SLO probe
Service Level Objective (SLO) probes let users validate the error budget for a given SLO when the corresponding application is under chaos, and determine the verdict based on the percentage change of the error budget. The probe leverages the API from the Service Reliability Management (SRM) module, and fetches the error budget values during the chaos execution time period. The success of a chaos probe can be defined based on the drop in the percentage of the error budget values. The percentage drop is defined by the user in the probe configuration.
Defining the probe
You can define the probes at .spec.experiments[].spec.probe path inside the chaos engine.
kind: Workflow
apiVersion: argoproj.io/v1alpha1
spec:
templates:
- inputs:
artifacts:
- raw:
data: |
apiVersion: litmuschaos.io/v1alpha1
kind: ChaosEngine
spec:
experiments:
- spec:
probe:
####################################
Probes are defined here
####################################
Schema
Listed below is the probe schema for the SLO probe, with properties shared across all the probes and properties unique to the SLO probe.
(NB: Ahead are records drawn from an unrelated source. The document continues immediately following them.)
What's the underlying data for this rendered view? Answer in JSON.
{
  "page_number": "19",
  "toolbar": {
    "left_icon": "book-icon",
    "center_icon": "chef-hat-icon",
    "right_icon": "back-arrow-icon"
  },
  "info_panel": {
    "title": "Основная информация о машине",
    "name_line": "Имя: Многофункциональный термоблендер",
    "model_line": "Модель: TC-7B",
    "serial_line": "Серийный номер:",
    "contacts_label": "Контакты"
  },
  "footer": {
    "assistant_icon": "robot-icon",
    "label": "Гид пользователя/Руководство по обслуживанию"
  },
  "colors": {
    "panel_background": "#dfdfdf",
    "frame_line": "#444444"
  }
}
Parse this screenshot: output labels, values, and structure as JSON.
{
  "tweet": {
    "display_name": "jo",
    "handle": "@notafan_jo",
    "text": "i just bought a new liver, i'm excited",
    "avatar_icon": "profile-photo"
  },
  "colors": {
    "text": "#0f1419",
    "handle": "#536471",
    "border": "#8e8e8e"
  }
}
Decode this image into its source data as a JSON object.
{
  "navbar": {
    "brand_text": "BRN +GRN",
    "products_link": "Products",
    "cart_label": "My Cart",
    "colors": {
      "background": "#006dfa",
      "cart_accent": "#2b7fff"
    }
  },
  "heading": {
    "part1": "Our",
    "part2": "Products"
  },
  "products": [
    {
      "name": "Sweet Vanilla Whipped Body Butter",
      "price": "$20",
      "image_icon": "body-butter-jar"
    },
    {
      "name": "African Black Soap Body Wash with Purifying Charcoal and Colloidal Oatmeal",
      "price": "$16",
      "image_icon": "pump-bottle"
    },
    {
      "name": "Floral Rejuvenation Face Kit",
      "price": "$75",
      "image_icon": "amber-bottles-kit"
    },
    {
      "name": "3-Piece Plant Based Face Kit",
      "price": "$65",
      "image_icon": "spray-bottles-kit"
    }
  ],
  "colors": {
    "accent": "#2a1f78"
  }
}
Field | Description | Type | Range | Notes |
name | Flag to hold the name of the probe | Mandatory | N/A type: string | The name holds the name of the probe. It can be set based on the usecase. |
type | Flag to hold the type of the probe | Mandatory | httpProbe, k8sProbe, cmdProbe, promProbe | The type supports four types of probes. It can one of the httpProbe, k8sProbe, cmdProbe, promProbe. |
mode | Flag to hold the mode of the probe | Mandatory | EOT, Edge, Continuous, OnChaos | The mode supports five modes of probes. SLO Probe supports EOT mode since the SRM API is called post the chaos execution. |
platformEndpoint | Flag to hold the platfrom endpoint | Mandatory | N/Atype: string | The platformEndpoint stores the value of NG manager platform endpoint. ex: https://app.harness.io/gateway/cv/api |
sloIdentifier | Flag to hold the slo identifier of the SLO | Mandatory | N/Atype: string | The sloIdentifier field consists of the SLO identifier for which the error budget is calculated. |
Source Metadata
Field | Description | Type | Range | Notes |
apiTokenSecret | Flag to hold API Token secret | Mandatory | N/A type: string | The apiTokenSecret contains the API Token. The secret should be added with X-API-KEY as the key and should be present in the same namespace where experiment is running. |
accountIdentifier | Flag to hold Account ID | Mandatory | N/A type: string | Account ID of the entity |
orgIdentifier | Flag to hold Org ID | Mandatory | N/A type: string | Organization ID of the entity |
projectIdentifier | Flag to hold Project Identifier | Mandatory | N/A type: string | Project ID of the entity |
Comparator
Field | Description | Type | Range | Notes |
type | Flag to hold type of the data used for comparison | Optional | float | The type contains type of data, which should be compared as part of comparison operation. |
criteria | Flag to hold criteria for the comparison | Mandatory | It supports >=, <=, ==, >, <, !=, oneOf, between for int & float type. And equal, notEqual, contains, matches, notMatches, oneOf for string type. | The criteria contains criteria of the comparison, which should be fulfill as part of comparison operation. |
value | Flag to hold value for the comparison | Mandatory | N/A type: string | The value contains value of the comparison, which should follow the given criteria as part of comparison operation. |
Run properties
Field | Description | Type | Range | Notes |
probeTimeout | Flag to hold the timeout of the probe | Mandatory | N/A type: integer | The probeTimeout represents the time limit for the probe to execute the specified check and return the expected data. |
attempt | Flag to hold the attempt count of the probe | Mandatory | N/A type: integer | The retry contains the number of times a check is re-run upon failure in the first attempt before declaring the probe status as failed. |
stopOnFailure | Flags to hold the stop or continue the experiment on probe failure | Optional | N/A type: boolean | The stopOnFailure can be set to true/false to stop or continue the experiment execution after probe fails. |
evaluationTimeout | Flags to hold the total evaluation time for the probe | Optional | N/A type: string | The evaluationTimeout is the time period for which the error budget values are fetched and based on the chaos execution time period, the percentage change is calculated. |
Definition
probe:
- name: "slo-probe"
type: "sloProbe"
sloProbe/inputs:
platformEndpoint: "<platform-endpoint>"
sloIdentifier: "<slo-identifier>"
sloSourceMetadata:
apiTokenSecret: "<api-token>"
scope:
accountIdentifier: "<account-identifier>"
orgIdentifier: "<org-idetifier>"
projectIdentifier: "<project-identifier>"
comparator:
type: float
criteria: <
value: "0.1"
mode: "EOT"
runProperties:
evaluationTimeout: 5m
attempt: 2
probeTimeout: 1000ms
stopOnFailure: false